Further investigation is needed to establish a correlation between prevalence of human anelloviruses and a pathology or group of pathologies.

The distribution of TTV, TTMDV and TTMV DNA in both clinically healthy individuals and patients, men and women, was similarly distributed among age groups and followed almost a tangential curve with the lowest point in the 18–20 age group, an inflection point in the 41–50 year age group and the highest point in the over 61 year age group (Fig. 3). Overall, the number of subjects positive for viral DNA increased with age.

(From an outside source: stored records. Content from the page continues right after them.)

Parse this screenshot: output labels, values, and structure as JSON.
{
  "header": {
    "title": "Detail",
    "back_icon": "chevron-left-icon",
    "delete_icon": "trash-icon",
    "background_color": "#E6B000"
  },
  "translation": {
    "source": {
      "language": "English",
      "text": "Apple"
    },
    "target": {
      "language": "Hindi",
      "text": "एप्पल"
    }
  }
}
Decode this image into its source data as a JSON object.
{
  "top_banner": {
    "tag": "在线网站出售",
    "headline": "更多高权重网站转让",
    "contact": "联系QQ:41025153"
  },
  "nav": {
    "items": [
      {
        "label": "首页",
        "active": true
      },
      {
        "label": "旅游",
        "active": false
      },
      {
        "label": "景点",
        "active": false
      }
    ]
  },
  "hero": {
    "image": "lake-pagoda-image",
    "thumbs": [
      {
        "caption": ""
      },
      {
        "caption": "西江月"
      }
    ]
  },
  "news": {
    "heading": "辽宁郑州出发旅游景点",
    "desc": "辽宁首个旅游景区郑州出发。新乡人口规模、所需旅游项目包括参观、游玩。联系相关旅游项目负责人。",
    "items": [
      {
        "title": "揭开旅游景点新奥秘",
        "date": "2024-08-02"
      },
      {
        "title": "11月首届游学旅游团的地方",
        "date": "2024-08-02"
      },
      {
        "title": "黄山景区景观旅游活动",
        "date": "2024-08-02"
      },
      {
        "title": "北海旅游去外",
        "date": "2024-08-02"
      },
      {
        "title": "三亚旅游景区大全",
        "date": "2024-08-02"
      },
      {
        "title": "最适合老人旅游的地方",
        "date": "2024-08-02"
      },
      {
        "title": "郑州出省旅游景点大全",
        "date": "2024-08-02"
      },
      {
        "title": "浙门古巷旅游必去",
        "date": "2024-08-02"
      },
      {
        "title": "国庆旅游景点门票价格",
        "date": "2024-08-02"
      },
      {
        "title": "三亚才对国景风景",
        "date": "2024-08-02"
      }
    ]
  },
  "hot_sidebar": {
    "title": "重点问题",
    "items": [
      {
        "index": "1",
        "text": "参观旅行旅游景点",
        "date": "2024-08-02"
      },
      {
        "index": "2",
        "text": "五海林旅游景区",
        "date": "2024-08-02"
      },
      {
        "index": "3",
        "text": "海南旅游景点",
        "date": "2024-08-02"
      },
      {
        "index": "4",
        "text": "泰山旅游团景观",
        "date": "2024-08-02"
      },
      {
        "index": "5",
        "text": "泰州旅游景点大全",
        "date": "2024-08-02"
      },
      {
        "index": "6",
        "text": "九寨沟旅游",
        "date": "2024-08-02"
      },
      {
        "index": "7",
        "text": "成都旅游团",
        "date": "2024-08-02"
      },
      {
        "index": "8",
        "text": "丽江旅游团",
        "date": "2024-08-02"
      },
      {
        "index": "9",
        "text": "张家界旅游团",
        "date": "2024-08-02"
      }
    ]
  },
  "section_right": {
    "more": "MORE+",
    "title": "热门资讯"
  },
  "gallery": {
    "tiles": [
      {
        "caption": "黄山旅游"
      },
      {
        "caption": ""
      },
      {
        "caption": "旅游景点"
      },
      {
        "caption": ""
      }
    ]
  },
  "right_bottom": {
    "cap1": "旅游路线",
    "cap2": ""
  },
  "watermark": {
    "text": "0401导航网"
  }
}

This observation comes in support for other studies that reported higher rates of TTV DNA with age [33, 34].

Conclusions

The prevalence of overall human anelloviruses in the Romanian population was 71.5%, lower than data reported for other regions, thus supporting the geographic stratification of infections with torque teno viruses. TTV was the most prevalent (68.2%) of the three anelloviral species, as reported in most studies.

The distribution of the three viral species was significantly higher in the overall group of patients compared to healthy subjects. The presence of TTV, TTMDV and TTMV was associated with diabetes mellitus and breast cancer.

Current data indicate that torque teno viruses act more likely like an aggravating factor in the evolution of diseases with an inflammatory background, or as an opportunistic agent in people with different medical conditions.